Parallel zum Misstrauen innerhalb der Gemeinschaft wächst der Druck auf die jeweiligen Verbände. Sie sollten tätig werden, müssten ihre Regeln anpassen. Momentan fehlt es oft an rechtlicher Handhabe, Regeln auch durchzusetzen, wenn sich ein Spieler verdächtig macht. Die Schachbundesliga als eigener Verein ergriff als eine der ersten die Initiative und lässt sich von jedem einzelnen Spieler eine verpflichtende Erklärung unterzeichnen, sich im Zweifel durchchecken zu lassen, ob man gerade elektronische Hilfsmittel nutzt oder nicht. Versuche, ähnliche Regelungen auf andere Ligen auszuweiten, stießen auf regen Widerstand. Das Spiel der Schummelkönige, auf jeden Fall eine Herausforderung für die nächsten Jahre.

 

11 Kommentare


  1. Ich glaube, daß die Schachverbände der Herausforderung nicht gewachsen sind. Als guter Amateurspieler habe ich früher oft an Open teilgenommen, heute nicht mehr. Keine bis kaum Kontrolle, und wenn man dann den Gegner, gerade in schwierigen Stellungen mit großen taktischen Verwicklungen, zum Klo rennen sieht, dann weiß man, was die Stunde geschlagen hat.
    Eine Lösung habe ich auch nicht parat, tut mir leid.

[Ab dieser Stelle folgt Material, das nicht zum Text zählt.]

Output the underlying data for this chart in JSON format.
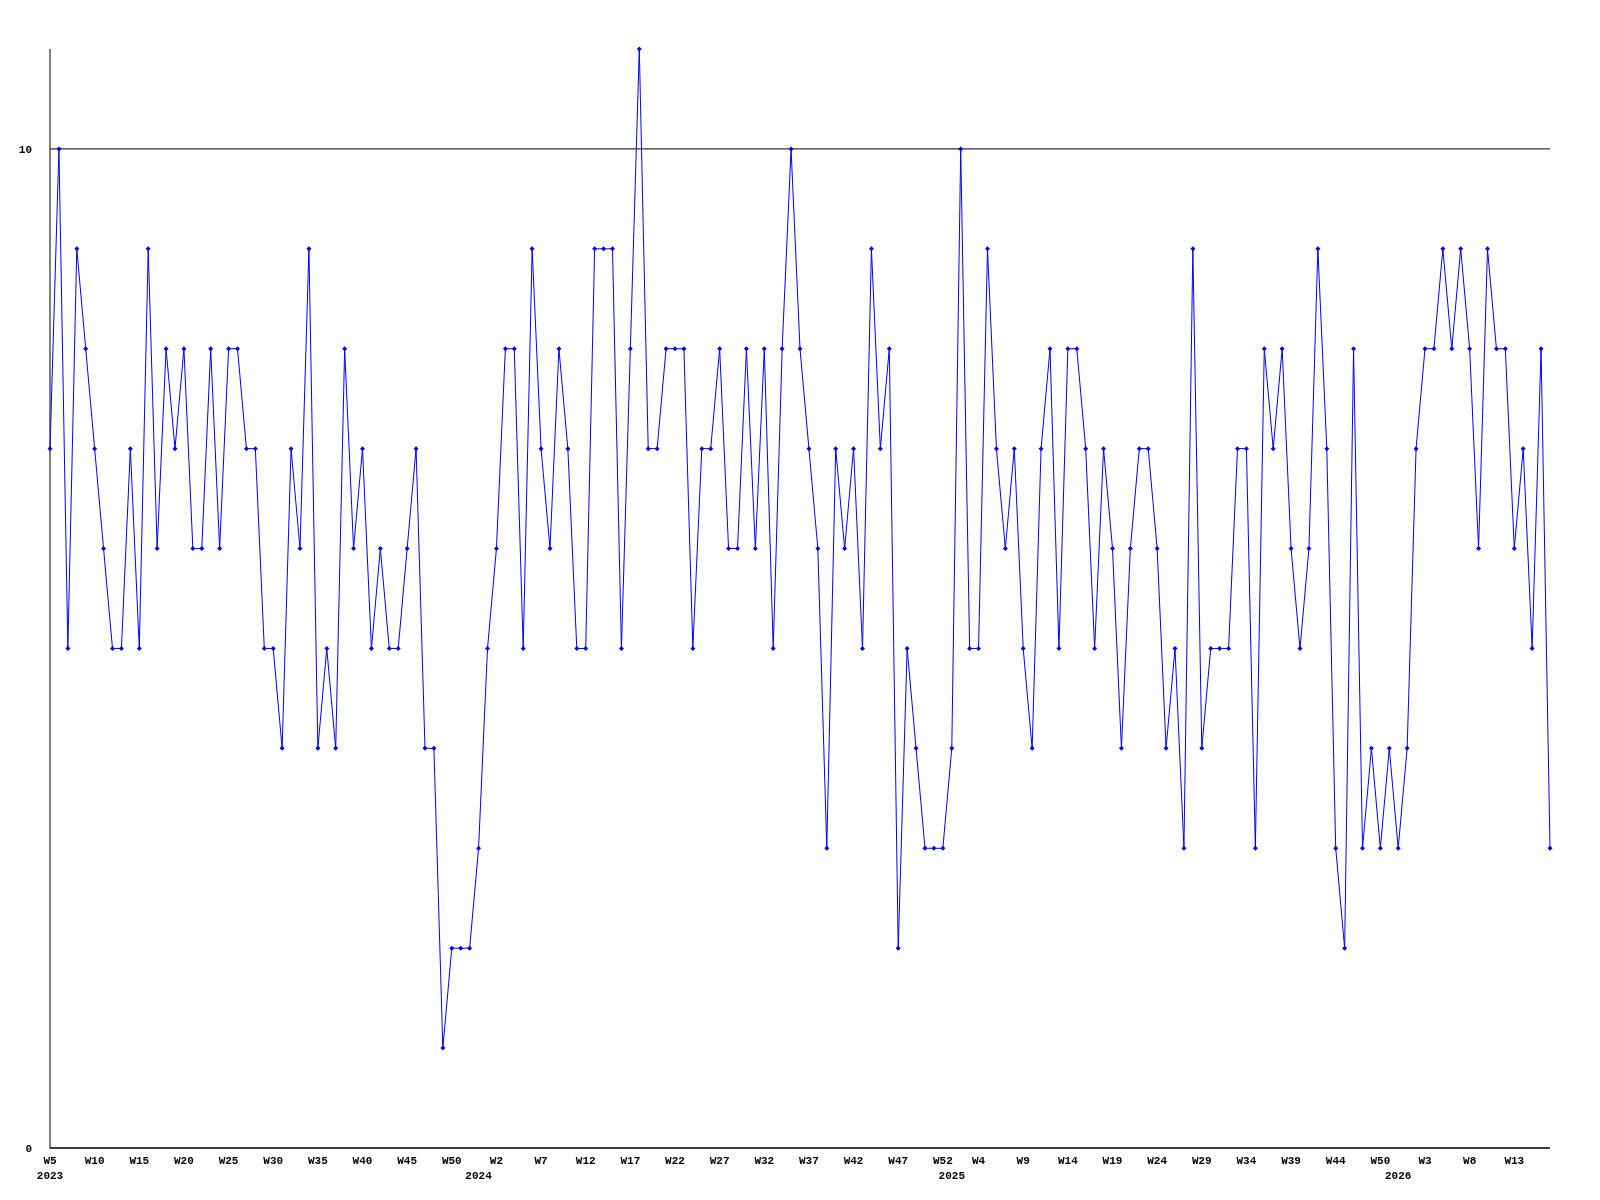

  2. Wenn es etwas zu gewinnen gibt wird es immer Menschen geben die versuchen dies über Betrug zu schaffen.
    Ob Steroide in der Fußballdorfliga oder wie hier elektronische Hilfen bis hin zu Lance Armstrong der jeden verklagt hat der ihn des Doping bezichtigte.

    Desto mehr es zu Gewinnen gibt desto mehr sind die Menschen bereit zu riskieren.

  3.   meierzwo

    Wären die erste Wahl nicht zunächst mal Störsender im Raum und auf Toiletten um Mobilfunk zu unterbinden?

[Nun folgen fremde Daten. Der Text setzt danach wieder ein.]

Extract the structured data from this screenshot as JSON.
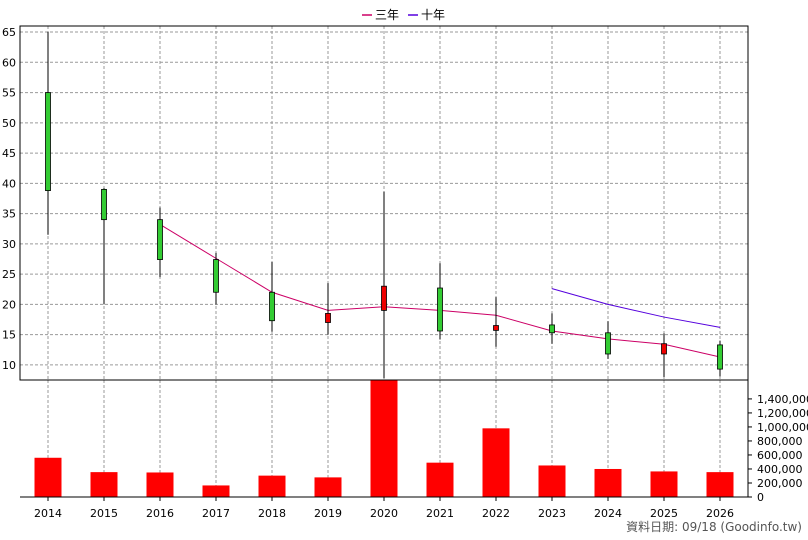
{
  "chart_data": [
    {
      "type": "candlestick",
      "categories": [
        "2014",
        "2015",
        "2016",
        "2017",
        "2018",
        "2019",
        "2020",
        "2021",
        "2022",
        "2023",
        "2024",
        "2025",
        "2026"
      ],
      "ylim": [
        7.5,
        66
      ],
      "yticks": [
        10,
        15,
        20,
        25,
        30,
        35,
        40,
        45,
        50,
        55,
        60,
        65
      ],
      "grid": true,
      "candles": [
        {
          "open": 55,
          "high": 65,
          "low": 31.5,
          "close": 38.8
        },
        {
          "open": 39,
          "high": 39.2,
          "low": 20,
          "close": 34
        },
        {
          "open": 34,
          "high": 36,
          "low": 24.5,
          "close": 27.4
        },
        {
          "open": 27.4,
          "high": 28.5,
          "low": 20,
          "close": 22
        },
        {
          "open": 22,
          "high": 27,
          "low": 15.5,
          "close": 17.3
        },
        {
          "open": 17,
          "high": 23.5,
          "low": 15,
          "close": 18.5
        },
        {
          "open": 19,
          "high": 38.6,
          "low": 7.8,
          "close": 23
        },
        {
          "open": 22.7,
          "high": 26.8,
          "low": 14.2,
          "close": 15.6
        },
        {
          "open": 15.7,
          "high": 21.2,
          "low": 13,
          "close": 16.5
        },
        {
          "open": 16.6,
          "high": 18.5,
          "low": 13.5,
          "close": 15.3
        },
        {
          "open": 15.3,
          "high": 17.2,
          "low": 11,
          "close": 11.8
        },
        {
          "open": 11.8,
          "high": 15.2,
          "low": 8,
          "close": 13.5
        },
        {
          "open": 13.3,
          "high": 14,
          "low": 8.1,
          "close": 9.3
        }
      ],
      "series": [
        {
          "name": "三年",
          "color": "#cc0066",
          "points": [
            {
              "x": "2016",
              "y": 33.2
            },
            {
              "x": "2017",
              "y": 27.6
            },
            {
              "x": "2018",
              "y": 22
            },
            {
              "x": "2019",
              "y": 19
            },
            {
              "x": "2020",
              "y": 19.6
            },
            {
              "x": "2021",
              "y": 19
            },
            {
              "x": "2022",
              "y": 18.2
            },
            {
              "x": "2023",
              "y": 15.6
            },
            {
              "x": "2024",
              "y": 14.3
            },
            {
              "x": "2025",
              "y": 13.4
            },
            {
              "x": "2026",
              "y": 11.3
            }
          ]
        },
        {
          "name": "十年",
          "color": "#5500dd",
          "points": [
            {
              "x": "2023",
              "y": 22.6
            },
            {
              "x": "2024",
              "y": 20
            },
            {
              "x": "2025",
              "y": 17.9
            },
            {
              "x": "2026",
              "y": 16.2
            }
          ]
        }
      ],
      "up_color": "#33cc33",
      "down_color": "#ee0000"
    },
    {
      "type": "bar",
      "categories": [
        "2014",
        "2015",
        "2016",
        "2017",
        "2018",
        "2019",
        "2020",
        "2021",
        "2022",
        "2023",
        "2024",
        "2025",
        "2026"
      ],
      "values": [
        560000,
        355000,
        350000,
        165000,
        305000,
        280000,
        1670000,
        490000,
        980000,
        450000,
        400000,
        365000,
        355000
      ],
      "ylim": [
        0,
        1670000
      ],
      "yticks": [
        0,
        200000,
        400000,
        600000,
        800000,
        1000000,
        1200000,
        1400000
      ],
      "ytick_labels": [
        "0",
        "200,000",
        "400,000",
        "600,000",
        "800,000",
        "1,000,000",
        "1,200,000",
        "1,400,000"
      ],
      "bar_color": "#ff0000"
    }
  ],
  "legend": [
    {
      "label": "三年",
      "color": "#cc0066"
    },
    {
      "label": "十年",
      "color": "#5500dd"
    }
  ],
  "source_text": "資料日期: 09/18 (Goodinfo.tw)"
}
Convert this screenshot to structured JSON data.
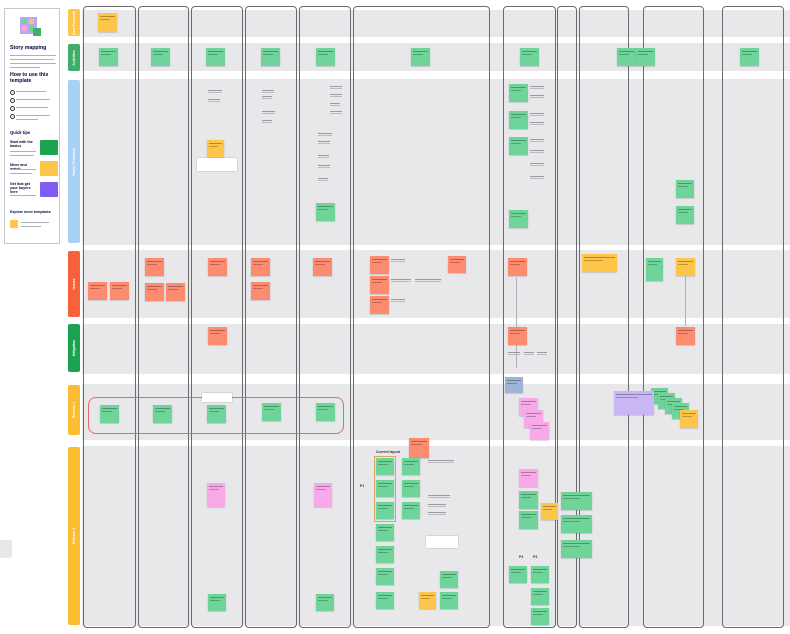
{
  "sidebar": {
    "title": "Story mapping",
    "how_to_heading": "How to use this template",
    "quick_tips_heading": "Quick tips",
    "tip1": "Start with the basics",
    "tip2": "Mixer and match",
    "tip3": "Get that get your buyers here",
    "explore": "Explore more templates",
    "logo_icon": "colorful-grid-icon"
  },
  "lanes": [
    {
      "id": "user-personas",
      "label": "User Personas",
      "color": "#fdc64a"
    },
    {
      "id": "activities",
      "label": "Activities",
      "color": "#3fae6b"
    },
    {
      "id": "tasks-problems",
      "label": "Tasks / Problems",
      "color": "#a8d2f5"
    },
    {
      "id": "issues",
      "label": "Issues",
      "color": "#f9603c"
    },
    {
      "id": "mitigation",
      "label": "Mitigation",
      "color": "#1aa351"
    },
    {
      "id": "release-1",
      "label": "Release 1",
      "color": "#fdbd32"
    },
    {
      "id": "release-2",
      "label": "Release 2",
      "color": "#fdbd32"
    }
  ],
  "annotations": {
    "current_layout": "Current layout",
    "p1": "P1",
    "p2": "P2",
    "p3": "P3"
  },
  "colors": {
    "sticky_green": "#6fd49a",
    "sticky_orange": "#fd8b70",
    "sticky_yellow": "#fdc64a",
    "sticky_pink": "#f8a9e8",
    "band_gray": "#e8e8ea"
  }
}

  4. Bei Abiturprüfungen ist es ganz üblich, dass die Klos periodisch überprüft werden, jeder Klo-Gänger jedes Mal ein Klo zufällig zugeteilt bekommt, und dass natürlich mit leeren Taschen geschrieben werden muss.

    Könnte man auch einführen.

    Alternativ könnte man einen Sichtschutz rings ums Brett aufbauen, so dass jeder Spieler im Angesicht seines Gegners sein Geschäftchen verrichten muss.

    …tja, ohne Schweiss kein Preis.

  5.   Gwerke

    Lieber Herr Weierstrass #2,

    Ihre Quintessenz würde ich mal ohne Anspruch auf Häufungspunkte umformulieren:
    „…tja, ohne Sch(w)eiss kein Preis“

    Denn dem Freizeitschach geht es mit der neuen Technik ebenso wie seit längerem schon wie z.B. der Gleichmäßigkeitsfahrt einer Veteranenrallye seit Erfindung des Fahrradcomputers: eben halt so, dass man schnell in den Mund nimmt, was sonst nicht mal in die Hand genommen wird.


  6. Wenn mein Gegner zum zweiten Mal aufs Klo rennt, lasse ich ihn vom Schiedsrichter eine Pampers überreichen.
    Ist vielleicht kein Allheilmittel, aber das wirkte bisher immer.

  7.   Netiew

    So kommen ge- Klo- nte Partien zustande.

  8.   Upageya

    Ich find´s einfach immer wieder toll, wenn man Schach als Sport bezeichnet.

  9.   Gerhard

    Seit kurzem gilt absolutes Handyverbot im Austragungsraum. Das Handy muß
    draußen bleiben. Wo gibt es das sonst? Schummler gibt es ja wohl in jeder Sportart.

  10.   bla

    Wem macht es eigentlich Spaß 4 Stunden am Brett zu sitzen und nur PC Züge auszuführen? Man degradiert sich selbst zum billigen Roboter.
    Daher halte ich das Problem für vernachlässigenswert (im wörtlichen SInne) im Amateurbereich: Eine effiziente Bekämpfung (Störsender, Leibesvisitation, Metalldetektoren) ist einfach unverhältnismäßig im Vergleich zum Problem.